Помимо Петрова, оду, посвященную петербургской Карусели 1766 года, написал Вольтер, дав ей название «Galimatias Pindarique sur un carrousel donne par Timperatrice de Russie» (Пиндарическая галиматья на карусель, устроенный императицей в Петербурге). Н. Алексеева характеризует стиль данной оды как «ультрапиндарический стиль» [Алексеева 2005: 278]. Тем не менее, для Вольтера его ода лишь «галиматья», то есть бессмыслица, вздор, чепуха, не заслуживающая серьезного внимания.
Идейная установка оды Петрова была совершенно другой: рассмотреть карусель как символ окончательного вхождения России в «культурное поле» Европы, где рядом с традиционными «римскими» и «турецкими» кадрилями, возглавляемыми братьями Орловыми, появляется кадриль, во главе которой рисуется «герой, во блеск славян одеян» [Петров 1972: 328], то есть предводительствующий славянской кадрилью. Это генерал-майор граф Иван Петрович Салтыков. Таким образом, рядом с «порфирой» Рима, Стамбула и Индии появляется «славы под венцом» Россия. А. Ивинский рассматривал карусель 1766 года в контексте политической и культурной программы российской императрицы, когда «имперский пафос» «опирался на представление об органичности самодержавия русской истории». Основной целью данной программы можно считать «пересмотр европейского мнения о России как об отсталой азиатской стране, "реабилитация" русской истории в контексте культурных ценностей романо-германского мира, утверждение величия русского языка, обличение пороков и исправление нравов посредством произведений образцовых русских авторов» [Ивинский 2012: 45]. С этой точки зрения, сама «амазонская» тема приобретала патриотический славянский характер, так как большинство русских историков и писателей, полемизируя с «нормандской теорией» Г. З. Байера, трактовали «амазонов» как славянское племя. Примечательно мнение В. Татищева: «Геродот здесь довольно о языке их изъяснил, что не были ни скифы, ни сарматы, то не иначе как славяне, ибо других, кроме сих трех языков, в сей стране не было» [Татищев 1768: 111]. С мнением Татищева были согласны М. Ломоносов и В. Тредиаковский. Так, М. Ломоносов в главе «О дальной древности Славенского народа» отмечал: «Плиний о сарматах гинекократуменах (это ломоносовский вариант термина гинекократия - Е. П.), то есть женами обладаемых, упоминает, супружество с амазонами имеющих; также и о сарматских амазонах. Посему они были славенского племени» [Ломоносов 1766: 14]. В. Тредиаковский в трактате «Три рассуждения о трех главнейших древностях российских» 1773 года доказывал, что от амазонок и
скифов произошли сарматы, а от них - современные русские, прибегая к филологическим, а точнее, этимологическим аргументам.
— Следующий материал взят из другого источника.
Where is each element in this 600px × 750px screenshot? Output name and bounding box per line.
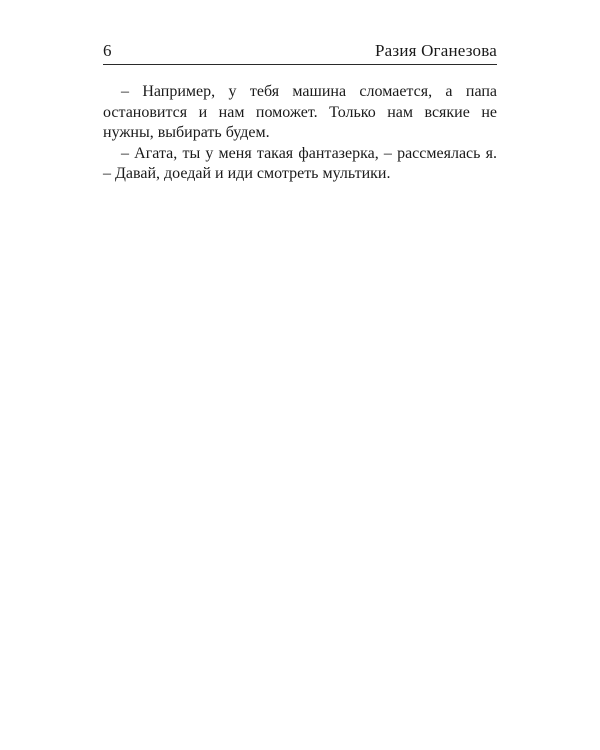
page-number: 6 — [103, 41, 112, 60]
header-rule — [103, 64, 497, 65]
paragraph: – Агата, ты у меня такая фантазерка, – рассмеялась я. – Давай, доедай и иди смотреть мультики. — [103, 144, 497, 182]
body-text — [103, 82, 497, 185]
paragraph: – Например, у тебя машина сломается, а папа остановится и нам поможет. Только нам всякие не нужны, выбирать будем. — [103, 83, 497, 141]
running-head — [103, 40, 497, 64]
running-title-author: Разия Оганезова — [375, 41, 497, 60]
По мнению поэта, скифы жили за Волгой, называемой ими Ра, а амазонки - на Дону: «Может статься, что молодые Скитфченки, пребывая с переправившимися своими отцами, а матерей не видя, спрашивали отцов, где б их матери были? Но отцы им и сказывали: ЗА-РА-МАТИ, то есть матери их живут за Волгой; отчего те дети и прозваны Зараматами, или Скитфами, имеющими своих матерей за Волгою на запад. <...> Были оне подлинно не Амазоны по-Гречески, но Омужоны по-Словенски, то есть были оне жены мужественные» [Тредиаковский 1773: 40, 42].
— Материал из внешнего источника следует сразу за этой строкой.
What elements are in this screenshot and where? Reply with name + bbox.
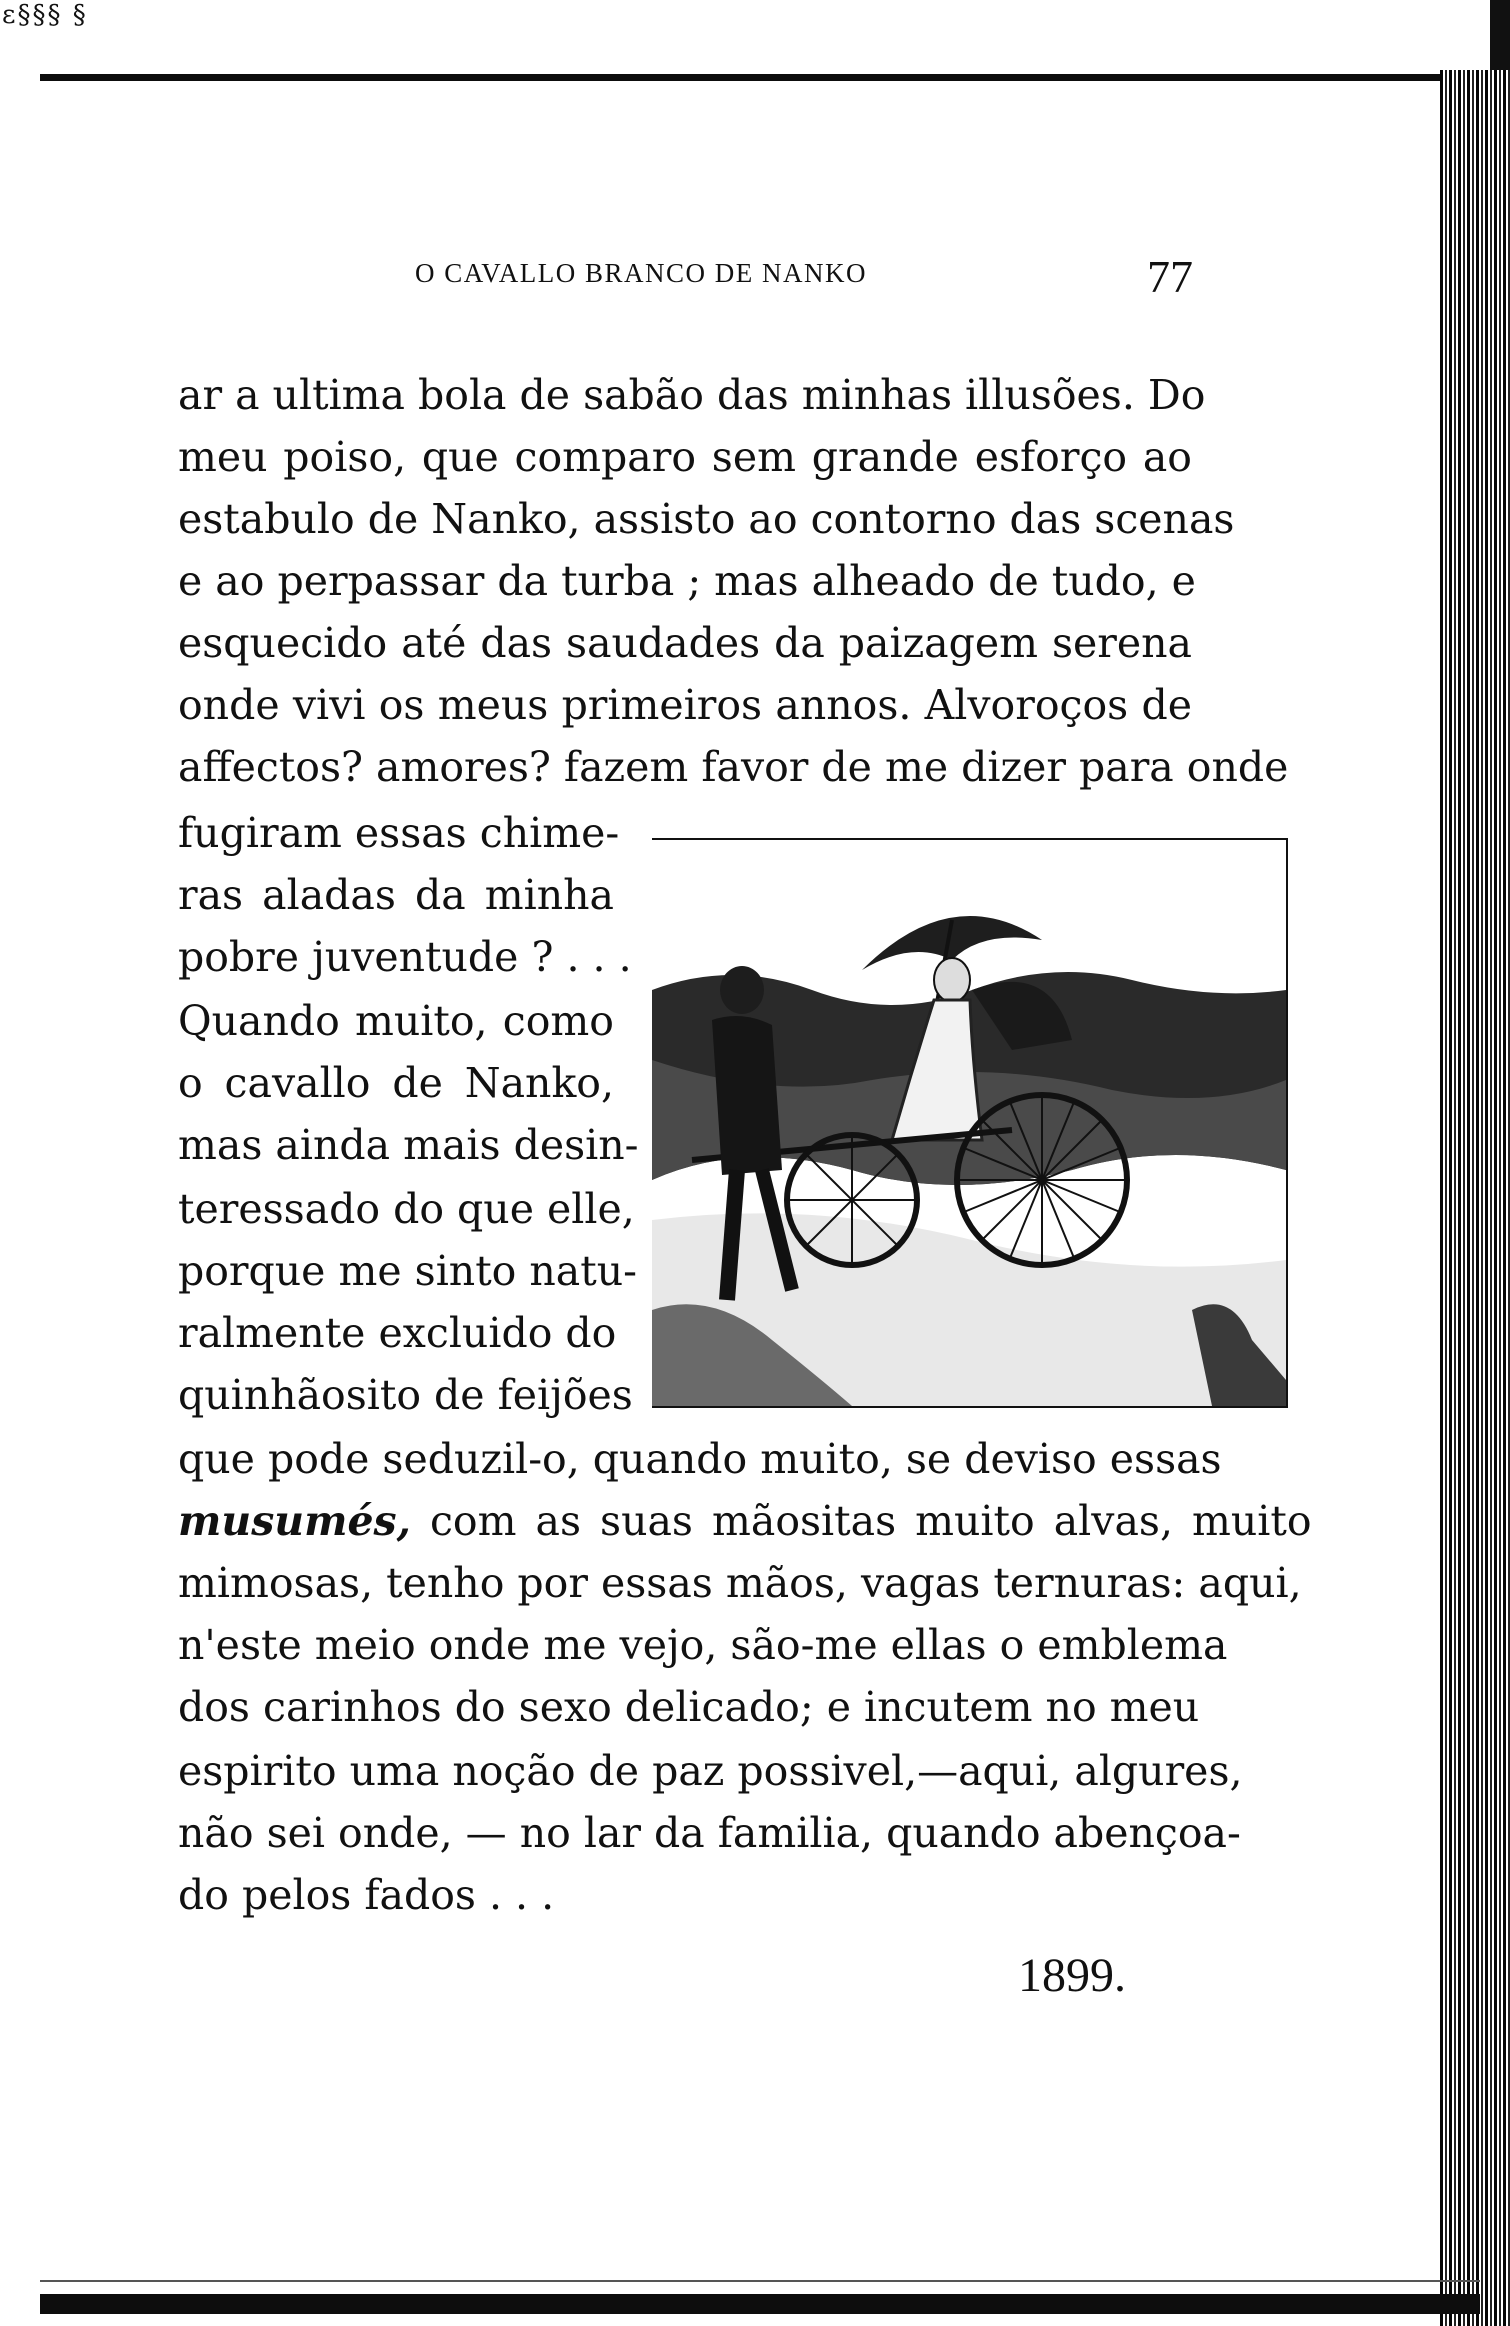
wrap-line: fugiram essas chime- (178, 809, 620, 857)
wrap-line: teressado do que elle, (178, 1185, 635, 1233)
italic-word: musumés, (178, 1497, 411, 1545)
text-line: espirito uma noção de paz possivel,—aqui, algures, (178, 1747, 1243, 1795)
text-line: estabulo de Nanko, assisto ao contorno das scenas (178, 495, 1235, 543)
top-rule (40, 74, 1470, 81)
running-head: O CAVALLO BRANCO DE NANKO (415, 258, 868, 288)
wrap-line: ralmente excluido do (178, 1309, 617, 1357)
wrap-line: Quando muito, como (178, 997, 614, 1045)
text-line: ar a ultima bola de sabão das minhas illusões. Do (178, 371, 1206, 419)
book-page-edges (1440, 70, 1510, 2326)
text-line: que pode seduzil-o, quando muito, se deviso essas (178, 1435, 1222, 1483)
text-line: mimosas, tenho por essas mãos, vagas ternuras: aqui, (178, 1559, 1302, 1607)
text-line: n'este meio onde me vejo, são-me ellas o emblema (178, 1621, 1228, 1669)
text-fragment: com as suas mãositas muito alvas, muito (410, 1497, 1312, 1545)
text-line (178, 1496, 1312, 1546)
dateline: 1899. (1018, 1949, 1126, 2002)
text-line: onde vivi os meus primeiros annos. Alvoroços de (178, 681, 1192, 729)
text-line: dos carinhos do sexo delicado; e incutem no meu (178, 1683, 1200, 1731)
text-line: não sei onde, — no lar da familia, quando abençoa- (178, 1809, 1241, 1857)
text-line: affectos? amores? fazem favor de me dizer para onde (178, 743, 1289, 791)
wrap-line: quinhãosito de feijões (178, 1371, 633, 1419)
wrap-line: ras aladas da minha (178, 871, 614, 919)
text-line: do pelos fados . . . (178, 1871, 555, 1919)
text-line: esquecido até das saudades da paizagem serena (178, 619, 1192, 667)
rickshaw-illustration (652, 838, 1288, 1408)
wrap-line: pobre juventude ? . . . (178, 933, 632, 981)
wrap-line: porque me sinto natu- (178, 1247, 637, 1295)
text-line: e ao perpassar da turba ; mas alheado de tudo, e (178, 557, 1196, 605)
corner-marks: ɛ§§§ § (2, 0, 88, 30)
page-corner-shadow (1490, 0, 1510, 80)
page-number: 77 (1147, 251, 1193, 302)
wrap-line: o cavallo de Nanko, (178, 1059, 614, 1107)
wrap-line: mas ainda mais desin- (178, 1121, 639, 1169)
text-line: meu poiso, que comparo sem grande esforço ao (178, 433, 1192, 481)
bottom-rule (40, 2270, 1480, 2326)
В самом деле, при описании «великолепной карусели» в Санкпетербургских ведомостях от 27 июня 1766 года тема древности и величия русской цивилизации просматривается весьма отчетливо: «Кадрилия Славенская представляла древность своего народа, всегда храбро воюющего и изобилие тех богатств, <которые> Север раздает в другие части света» [Санктпетербургские ведомости 1766, 27 июня, II]. Важно и то, что первоначально, когда карусель планировали провести в 1765 году, Екатерина II хотела самолично её возглавить. Это, безусловно, имело бы большой политический эффект. Однако думается, что к моменту проведения Карусели в 1766 году Екатерина II отказалась от этой цели. Об этом свидетельствует тот факт, что два наиболее близких ей в середине 60-х гг. человека - Алексей и Григорий Орловы - возглавили соответственно турецкую и римскую кадрили, а среди награжденных призами карусельных кавалеров ни один не представлял собой славянскую кадриль. В. М. Ребиндер представлял кадриль римскую, И. А. Шаховской - турецкую, граф Штейнбок - снова римскую. Это подтверждает тот факт, что задача публичного возвеличивания именно славянской кадрили, а вместе с ней и древней России Екатериной II специально не ставилась.
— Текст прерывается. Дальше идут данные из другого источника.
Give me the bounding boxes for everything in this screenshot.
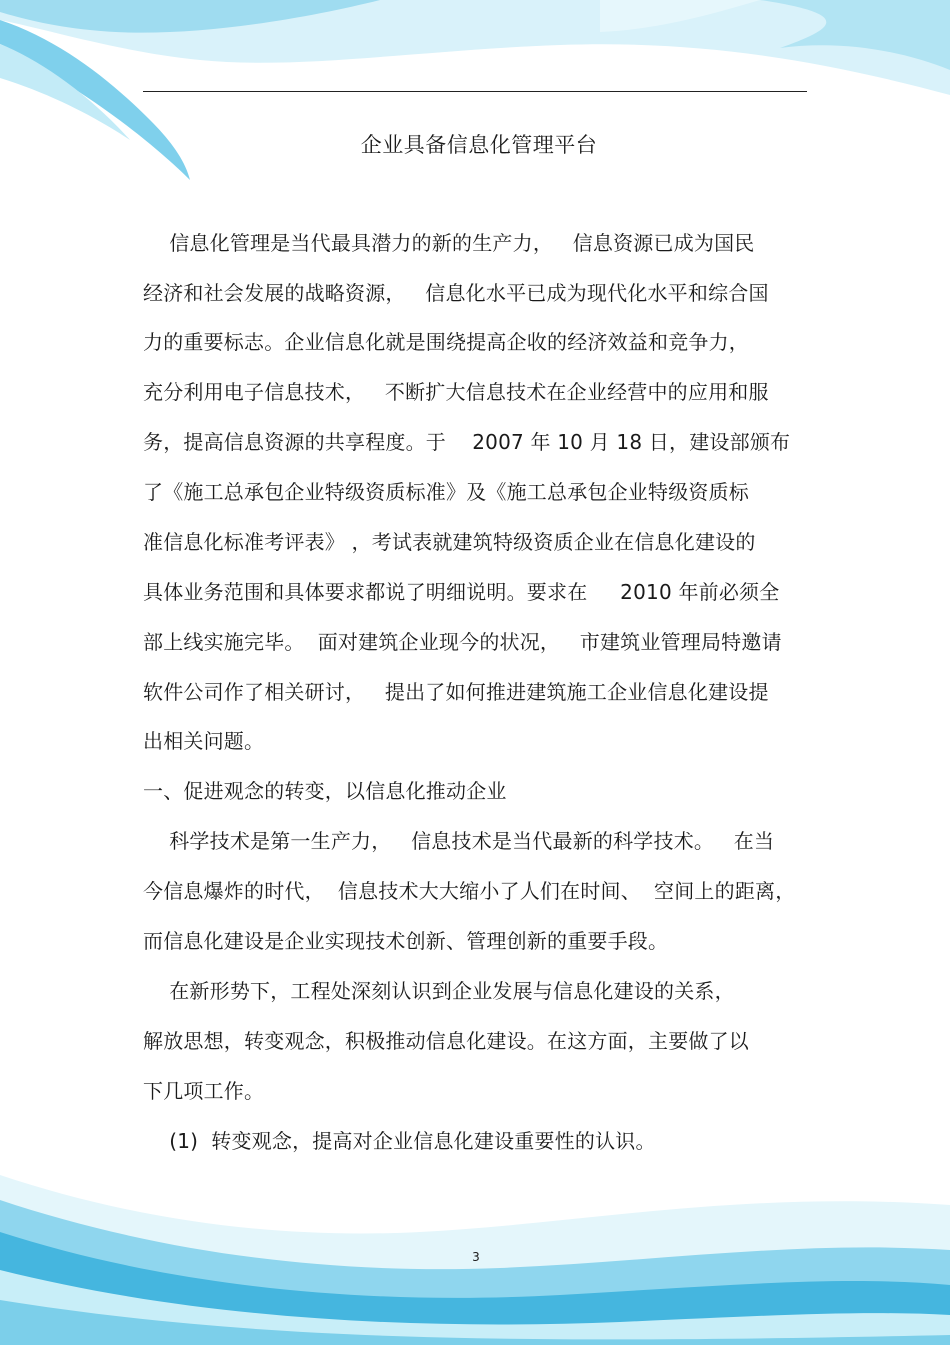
body-line: 充分利用电子信息技术， 不断扩大信息技术在企业经营中的应用和服 bbox=[143, 380, 769, 404]
body-line: 出相关问题。 bbox=[143, 729, 265, 753]
body-line: (1) 转变观念，提高对企业信息化建设重要性的认识。 bbox=[143, 1129, 656, 1153]
body-line: 今信息爆炸的时代， 信息技术大大缩小了人们在时间、 空间上的距离， bbox=[143, 879, 796, 903]
body-line: 解放思想，转变观念，积极推动信息化建设。在这方面，主要做了以 bbox=[143, 1029, 749, 1053]
body-line: 了《施工总承包企业特级资质标准》及《施工总承包企业特级资质标 bbox=[143, 480, 749, 504]
body-line: 部上线实施完毕。 面对建筑企业现今的状况， 市建筑业管理局特邀请 bbox=[143, 630, 782, 654]
body-line: 软件公司作了相关研讨， 提出了如何推进建筑施工企业信息化建设提 bbox=[143, 680, 769, 704]
body-line: 在新形势下，工程处深刻认识到企业发展与信息化建设的关系， bbox=[143, 979, 735, 1003]
body-line: 经济和社会发展的战略资源， 信息化水平已成为现代化水平和综合国 bbox=[143, 281, 769, 305]
body-line: 准信息化标准考评表》 ，考试表就建筑特级资质企业在信息化建设的 bbox=[143, 530, 756, 554]
page-number: 3 bbox=[472, 1250, 480, 1264]
header-rule bbox=[143, 91, 807, 92]
body-line: 信息化管理是当代最具潜力的新的生产力， 信息资源已成为国民 bbox=[143, 231, 755, 255]
body-line: 科学技术是第一生产力， 信息技术是当代最新的科学技术。 在当 bbox=[143, 829, 775, 853]
document-title: 企业具备信息化管理平台 bbox=[360, 133, 598, 157]
body-line: 下几项工作。 bbox=[143, 1079, 265, 1103]
body-line: 务，提高信息资源的共享程度。于 2007 年 10 月 18 日，建设部颁布 bbox=[143, 430, 791, 454]
body-line: 而信息化建设是企业实现技术创新、管理创新的重要手段。 bbox=[143, 929, 669, 953]
body-line: 力的重要标志。企业信息化就是围绕提高企收的经济效益和竞争力， bbox=[143, 330, 749, 354]
body-line: 具体业务范围和具体要求都说了明细说明。要求在 2010 年前必须全 bbox=[143, 580, 780, 604]
body-line: 一、促进观念的转变，以信息化推动企业 bbox=[143, 779, 507, 803]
Гораздо более убедительным представляется мнение А. Ивинского о том, что участие в карусели благородных дам позволило празднику сочетать в себе «патриотизм» и «нежность», то есть «приятство», когда «все увидели в таком же ополчении и с такими же Кавалерскими доспехами Дам благородных в брони военной на колесницах по древнему обыкновению каждого народа устроенных, которые богатством и аллегорическими фигурами, а при том и хитростию художников воображали зрителям дух победоносия» [Санктпетербургские ведомости 1766, 27 июня, II]. Однако сам по себе синтез идей империи и галантности, о которых пишет А. Ивинский, не соответствует выводу, к которому приходит исследователь: «Россия не
просто "равна" другим европейским державам. Ее "галантность" восходит к глубокой древности и ничем не уступает не только современной Францию, но даже и древним Греции и Риму» [Ивинский 2013: 325]. Между тем в карусели 1766 года дамы не просто украшали собой состязание, даря награды и возлагая венцы на головы благородных рыцарей, как это происходило на реальных рыцарских турнирах. Они соревновались друг с другом, как это делали рыцари-мужчины и одерживали победы. И данный гендерный аспект был понятен и очевиден современникам карусели, например, тому же В. Петрову. В его произведении он выдержан в ярко выраженном «амазонском» контексте, помноженном на идею российского (славянского) патриотизма. Во время карусели «природные Российски дщери, В дозволенны вшед чести двери, Оспорить тщатся лавр мужам» [Петров 1972: 327]. Видя российских амазонок, предводительствуемых самой императрицей Екатериной II, царица амазонок Пентасилея признается:
Все б греки в Илионе пали, Коль сии б девы их сражали; Ручьями б кровь их в понт текла.
Более того, сам
.. .грозный в шлеме Ахиллес, Кем Гектор сам влачен был долу, От рук прекрасного б здесь полу Сражен, лег труп, достойный слез.
[Петров 1972: 327]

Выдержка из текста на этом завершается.